En Amérique latine, un chef d’État d’origine arabe n’a rien de surprenant. On peut ainsi citer également Abdala Bucaram et Jamil Mahuad en Équateur, Julio César Turbay en Colombie ou, plus récemment, Mario Abdo Benitez au Paraguay ou Michel Temer au Brésil. Mais aussi Nayib Bukele au Salvador. En 2004, l’élection présidentielle salvadorienne a même opposé deux finalistes d’origine palestinienne, le conservateur Elías Antonio Saca (élu) et le communiste Schafik Hándal. Et la liste est encore longue.

Au-delà de la politique, l’Amérique latine regorge d’artistes et d’hommes d’affaires d’origine arabe : la chanteuse Shakira, l’homme d’affaires – classé sixième fortune mondiale en 2017 – Carlos Slim Helú, l’acteur Ricardo Darín, ou encore l’écrivain Milton Hatoum. La figure de l’immigré arabe a d’ailleurs grandement inspiré les littératures latino et orientale et nourri l’imaginaire collectif.

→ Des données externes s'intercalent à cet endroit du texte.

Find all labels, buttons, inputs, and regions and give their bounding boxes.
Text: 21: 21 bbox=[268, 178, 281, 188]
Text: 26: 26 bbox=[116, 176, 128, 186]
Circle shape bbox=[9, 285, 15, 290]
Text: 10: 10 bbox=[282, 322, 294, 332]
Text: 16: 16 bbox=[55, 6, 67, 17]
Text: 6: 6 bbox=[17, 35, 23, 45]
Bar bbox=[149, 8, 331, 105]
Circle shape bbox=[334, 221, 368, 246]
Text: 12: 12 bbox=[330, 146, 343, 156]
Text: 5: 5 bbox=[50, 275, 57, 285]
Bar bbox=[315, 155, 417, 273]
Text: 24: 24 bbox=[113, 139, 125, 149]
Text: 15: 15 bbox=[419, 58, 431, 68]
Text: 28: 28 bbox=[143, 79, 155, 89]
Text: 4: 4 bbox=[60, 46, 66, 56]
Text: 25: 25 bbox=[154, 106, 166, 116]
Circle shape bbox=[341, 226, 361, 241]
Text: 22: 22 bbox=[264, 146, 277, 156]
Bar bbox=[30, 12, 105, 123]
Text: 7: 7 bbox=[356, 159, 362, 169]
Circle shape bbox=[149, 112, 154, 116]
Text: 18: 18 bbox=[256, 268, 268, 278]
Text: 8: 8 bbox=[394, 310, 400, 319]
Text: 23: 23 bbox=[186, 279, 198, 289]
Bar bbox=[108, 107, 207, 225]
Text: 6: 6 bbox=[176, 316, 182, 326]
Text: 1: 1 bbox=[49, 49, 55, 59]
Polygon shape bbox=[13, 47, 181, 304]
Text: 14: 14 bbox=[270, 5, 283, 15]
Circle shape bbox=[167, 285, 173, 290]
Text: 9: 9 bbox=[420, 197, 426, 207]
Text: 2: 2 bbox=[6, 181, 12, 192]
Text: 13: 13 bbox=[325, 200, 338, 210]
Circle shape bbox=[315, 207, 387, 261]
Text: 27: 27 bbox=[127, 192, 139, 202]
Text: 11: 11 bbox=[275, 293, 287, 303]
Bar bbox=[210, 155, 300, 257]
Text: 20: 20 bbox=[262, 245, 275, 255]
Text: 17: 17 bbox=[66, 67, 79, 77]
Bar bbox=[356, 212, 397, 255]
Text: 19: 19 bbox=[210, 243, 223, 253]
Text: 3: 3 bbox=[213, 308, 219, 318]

Conséquence : beaucoup évoquent une surreprésentation des Latinos d’origine arabe dans les sphères politiques et financières d’Amérique latine, particulièrement celle du Brésil, où la société, hétérogène, rend « l’intégration » plus évidente. Ce phénomène s’explique grâce à deux facteurs : la dispersion géographique des Arabes latinos jusqu’aux territoires les plus reculés, et leur enracinement dans le tissu social : associations, clubs, mais surtout football, une quasi-religion sur le continent et un formidable levier financier et politique. Il apparaît également que les Latinos d’origine arabe se sont appropriés l’histoire collective de leur pays d’accueil.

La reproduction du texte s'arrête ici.